If both spouses have strong credit scores, you can combine your accounts to increase this strength. This might be particularly useful if you plan to apply for a mortgage or another large loan in order to purchase a shared asset. If you are confident in the state of both spouses’ finances, filing your taxes jointly can be a major benefit. It is cheaper to file as a couple than separately, and you can also share certain deductions for greater savings.
If both spouses have very different methods of managing money, this quickly becomes a source of disagreement. One spouse may prefer to budget every expense at the start of the month, with no deviations. The other might keep his or her plans looser, perhaps using guideline amounts that change as required. Separate accounts allow each spouse to manage his or her money in the way that is most comfortable.

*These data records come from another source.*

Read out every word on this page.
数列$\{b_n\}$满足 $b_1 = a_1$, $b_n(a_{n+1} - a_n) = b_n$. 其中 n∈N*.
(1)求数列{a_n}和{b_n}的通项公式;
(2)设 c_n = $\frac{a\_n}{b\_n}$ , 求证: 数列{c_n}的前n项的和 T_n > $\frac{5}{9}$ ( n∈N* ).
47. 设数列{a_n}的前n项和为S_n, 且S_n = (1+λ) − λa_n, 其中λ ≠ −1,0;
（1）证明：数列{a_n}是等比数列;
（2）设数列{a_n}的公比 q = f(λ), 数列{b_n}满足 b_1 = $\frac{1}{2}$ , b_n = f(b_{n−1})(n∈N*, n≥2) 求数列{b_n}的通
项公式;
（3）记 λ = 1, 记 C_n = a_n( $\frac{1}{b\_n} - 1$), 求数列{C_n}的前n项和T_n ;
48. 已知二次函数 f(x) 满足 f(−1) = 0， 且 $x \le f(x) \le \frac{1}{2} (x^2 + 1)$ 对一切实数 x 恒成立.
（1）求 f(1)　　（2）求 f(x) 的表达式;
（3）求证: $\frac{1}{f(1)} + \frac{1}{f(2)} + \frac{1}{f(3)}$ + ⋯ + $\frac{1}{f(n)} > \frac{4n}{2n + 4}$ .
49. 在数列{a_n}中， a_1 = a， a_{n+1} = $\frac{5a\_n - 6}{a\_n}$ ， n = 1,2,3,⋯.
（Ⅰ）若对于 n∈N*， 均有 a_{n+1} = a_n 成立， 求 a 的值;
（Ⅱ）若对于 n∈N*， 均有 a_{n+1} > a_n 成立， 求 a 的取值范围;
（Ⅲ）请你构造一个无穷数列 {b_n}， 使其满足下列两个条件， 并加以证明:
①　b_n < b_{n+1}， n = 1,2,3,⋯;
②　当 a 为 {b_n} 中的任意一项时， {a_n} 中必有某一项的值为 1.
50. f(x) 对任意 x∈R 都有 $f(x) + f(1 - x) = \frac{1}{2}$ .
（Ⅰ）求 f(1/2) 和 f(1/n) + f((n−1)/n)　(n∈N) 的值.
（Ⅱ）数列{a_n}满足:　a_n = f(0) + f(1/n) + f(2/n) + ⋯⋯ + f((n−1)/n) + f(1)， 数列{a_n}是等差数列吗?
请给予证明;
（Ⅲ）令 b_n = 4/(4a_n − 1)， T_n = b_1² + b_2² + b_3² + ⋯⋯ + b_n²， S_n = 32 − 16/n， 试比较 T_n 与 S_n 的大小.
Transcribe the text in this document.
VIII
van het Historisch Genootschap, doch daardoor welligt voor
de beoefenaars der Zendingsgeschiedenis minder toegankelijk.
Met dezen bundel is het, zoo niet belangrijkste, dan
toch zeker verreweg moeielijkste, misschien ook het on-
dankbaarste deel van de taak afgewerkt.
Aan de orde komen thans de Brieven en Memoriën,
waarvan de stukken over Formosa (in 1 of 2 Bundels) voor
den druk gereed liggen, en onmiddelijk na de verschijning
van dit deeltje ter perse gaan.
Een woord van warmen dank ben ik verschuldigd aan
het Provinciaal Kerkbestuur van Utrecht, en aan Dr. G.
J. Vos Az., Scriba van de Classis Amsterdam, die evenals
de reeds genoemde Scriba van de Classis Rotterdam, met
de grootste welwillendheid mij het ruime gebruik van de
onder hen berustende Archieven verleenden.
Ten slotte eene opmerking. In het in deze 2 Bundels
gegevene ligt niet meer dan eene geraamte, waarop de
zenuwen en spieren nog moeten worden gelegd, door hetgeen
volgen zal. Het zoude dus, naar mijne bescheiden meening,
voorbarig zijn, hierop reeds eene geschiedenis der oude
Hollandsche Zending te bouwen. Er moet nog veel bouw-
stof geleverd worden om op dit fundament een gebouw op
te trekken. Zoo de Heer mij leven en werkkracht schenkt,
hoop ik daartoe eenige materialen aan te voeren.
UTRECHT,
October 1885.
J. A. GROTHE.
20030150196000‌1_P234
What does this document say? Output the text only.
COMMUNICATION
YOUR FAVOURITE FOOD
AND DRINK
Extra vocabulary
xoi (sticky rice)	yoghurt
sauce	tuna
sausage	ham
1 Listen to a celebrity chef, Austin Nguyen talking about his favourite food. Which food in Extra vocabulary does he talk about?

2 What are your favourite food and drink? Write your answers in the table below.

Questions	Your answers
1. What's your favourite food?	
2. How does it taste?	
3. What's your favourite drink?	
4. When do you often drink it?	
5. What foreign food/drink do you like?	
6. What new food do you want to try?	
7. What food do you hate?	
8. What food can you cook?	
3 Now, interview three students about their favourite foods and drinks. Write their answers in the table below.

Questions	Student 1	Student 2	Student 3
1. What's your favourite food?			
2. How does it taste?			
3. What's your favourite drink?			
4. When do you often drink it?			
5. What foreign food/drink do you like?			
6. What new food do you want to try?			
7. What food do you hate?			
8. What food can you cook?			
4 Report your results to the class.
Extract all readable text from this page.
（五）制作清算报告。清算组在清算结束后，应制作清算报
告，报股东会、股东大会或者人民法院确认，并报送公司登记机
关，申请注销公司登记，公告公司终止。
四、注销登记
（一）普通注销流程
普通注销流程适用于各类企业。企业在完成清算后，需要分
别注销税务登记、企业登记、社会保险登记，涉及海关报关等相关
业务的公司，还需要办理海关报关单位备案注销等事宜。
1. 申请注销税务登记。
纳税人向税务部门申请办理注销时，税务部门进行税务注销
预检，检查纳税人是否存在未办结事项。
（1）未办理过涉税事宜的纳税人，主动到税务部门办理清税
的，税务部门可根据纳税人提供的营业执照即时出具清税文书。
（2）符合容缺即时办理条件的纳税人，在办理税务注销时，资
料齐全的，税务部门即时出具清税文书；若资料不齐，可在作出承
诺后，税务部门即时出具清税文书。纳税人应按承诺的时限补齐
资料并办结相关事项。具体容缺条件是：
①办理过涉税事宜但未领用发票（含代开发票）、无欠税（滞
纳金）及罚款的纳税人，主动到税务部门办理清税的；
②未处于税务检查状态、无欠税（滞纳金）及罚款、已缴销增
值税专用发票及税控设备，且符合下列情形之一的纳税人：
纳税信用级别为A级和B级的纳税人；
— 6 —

You can also work toward different monetary goals without conflict. One spouse might place his or her savings into a stationary retirement account, while the other chooses to invest and trade. Each spouse can do as he or she wants without needing to request permission.
Although everyone has different money management styles, you or your spouse might find your style is not working. If you struggle more than your partner, you may benefit from him or her helping organize your finances. Shared financial goals can also be a positive aspect of your relationship. This could mean saving toward a joint retirement plan, a home, or another long-term target. Creating and discussing your plans is a way to connect with your partner. This is helpful if you feel you need to make any financially based lifestyle changes in order to reach your goals, as these decisions should be made jointly.